Fetch and display course information more frequently
Reserves staff were accustomed to immediate updates in SearchWorks display when items were placed on Reserve in Symphony.
With FOLIO, it's my understanding from Cory that the indexer knows pretty promptly that a title/item has been associated with a course but we don't update the display (https://searchworks.stanford.edu/reserves or in the record view) until SearchWorks is deployed. In the first two weeks of the quarter, when staff are creating many FOLIO Courses and communicating with Instructors about Course status, this is too slow.
In an ideal scenario, we'd be updating the SearchWorks display as soon as the title/item is associated with a current course in FOLIO. Cory has indicated that immediate updates aren't possible right now given the amount of info that needs to be updated.
Since immediate isn't possible, updating the SearchWorks display every hour would be the next best thing. If hourly isn't possible, then anything up to daily is workable. But at the very slowest, we should update the display once per day.
Looks like it takes about 10 to 12 seconds to fetch all the course data live from Folio. Maybe we could fetch and cache once an hour? We'd need to change our approach since currently we're storing a copy of the courses JSON data in a file in the repository that gets deployed with the app.
3.2.0 :004 > puts Benchmark.measure { client.courses }
0.159019 0.009213 0.168232 ( 11.063220)
Whatever we do, we should take care that the data is the same across all the load-balanced servers. I'm not sure if that's simply keeping the cache lifetimes in sync, adding the data to the database, or something else?
It would be really good if we could get this work in by June 17, 2024 when reserves staff start to remove all the Spring Qtr reserve records.
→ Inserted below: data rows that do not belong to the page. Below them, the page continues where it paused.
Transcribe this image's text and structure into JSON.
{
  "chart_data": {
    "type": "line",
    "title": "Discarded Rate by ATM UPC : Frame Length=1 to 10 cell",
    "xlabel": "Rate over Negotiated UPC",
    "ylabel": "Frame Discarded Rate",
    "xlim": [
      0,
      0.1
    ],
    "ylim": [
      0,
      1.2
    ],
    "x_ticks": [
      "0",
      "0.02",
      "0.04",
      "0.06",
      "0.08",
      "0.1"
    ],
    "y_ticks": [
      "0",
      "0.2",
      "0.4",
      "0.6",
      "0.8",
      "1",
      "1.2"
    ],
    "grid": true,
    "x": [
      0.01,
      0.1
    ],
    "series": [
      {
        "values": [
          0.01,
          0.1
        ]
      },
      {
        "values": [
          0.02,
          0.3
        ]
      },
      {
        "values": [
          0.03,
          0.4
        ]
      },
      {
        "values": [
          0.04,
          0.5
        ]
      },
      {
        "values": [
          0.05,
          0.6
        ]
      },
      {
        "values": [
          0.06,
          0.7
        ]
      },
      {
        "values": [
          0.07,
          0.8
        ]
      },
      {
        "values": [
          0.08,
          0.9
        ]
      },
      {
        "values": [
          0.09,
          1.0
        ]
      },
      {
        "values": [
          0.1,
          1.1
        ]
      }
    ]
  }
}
At the very latest, we should have it fixed before September 1, 2024 when staff start to create reserve records ahead of the Fall Qtr. (Law school instruction begins Sept. 3rd.)
Comparing with the course reserves app for reference (this doesn't necessitate we follow the same approach):
- Course reserves info is retrieved from the MaIS APIs.
- The fetch_courses rake take retrieves the info from the APIs and writes them out to files in a course content directory under lib. The lib/course_work_content directory is also listed as a linked directory in deploy.rb. The app does not need to be restarted (as far as I can tell) for this content to be available to the app in its updated form.
- schedule.rb schedules the fetch_courses rake task to run at 3:30 AM every day. (The task runs once a day and takes somewhere about an hour to run)
Schedule.rb could be used to kick off a rake task that updates the course information available to the app. Approaches could be one of the following:
- Using the database to create a table to store course information. SearchWorks then reads from the database to get the latest updated course information.
- Using a search index (another Solr collection?) to store, index, and search course reserves information.
- Using Rails cache to store the cache courses.json. [Schedule.rb or a similar mechanism could be used to indicate when updates happen so they are triggered at the same time time across servers. ]
- Having the course fetching rake task also store the information in a lib/course_content/courses.json file (or config? unless the app has to be restarted for that) using an approach similar to reserves above (i.e. lib/course_content is designated a shared directory in deploy.rb, the courses.json is written out to this directory, and the app uses this file)
In all of these approaches, it doesn't make sense to continue to keep a courses.json in version control. In all of them, we would have to break out course updates into its own rake task/not maintain a courses.json in GitHub.
P.S. Another option is Redis. That may need to be setup for SearchWorks. P.P.S. If writing to a central location (like a database) which is not dependent on a particular webapp vm, the writing to the courses table in the database should take place only once (and not be triggered on each vm). Schedule.rb may be able to specify the server being used so we don't have to update the courses table multiple times for one rake task. Using a different approach of writing to a file on each VM, we may be able to stagger the time between when the content is read out of Folio and when the file the app is reading from is updated (e.g. read out to a temp file on each VM at a particular time, and then five minutes later update the courses.json file on each VM)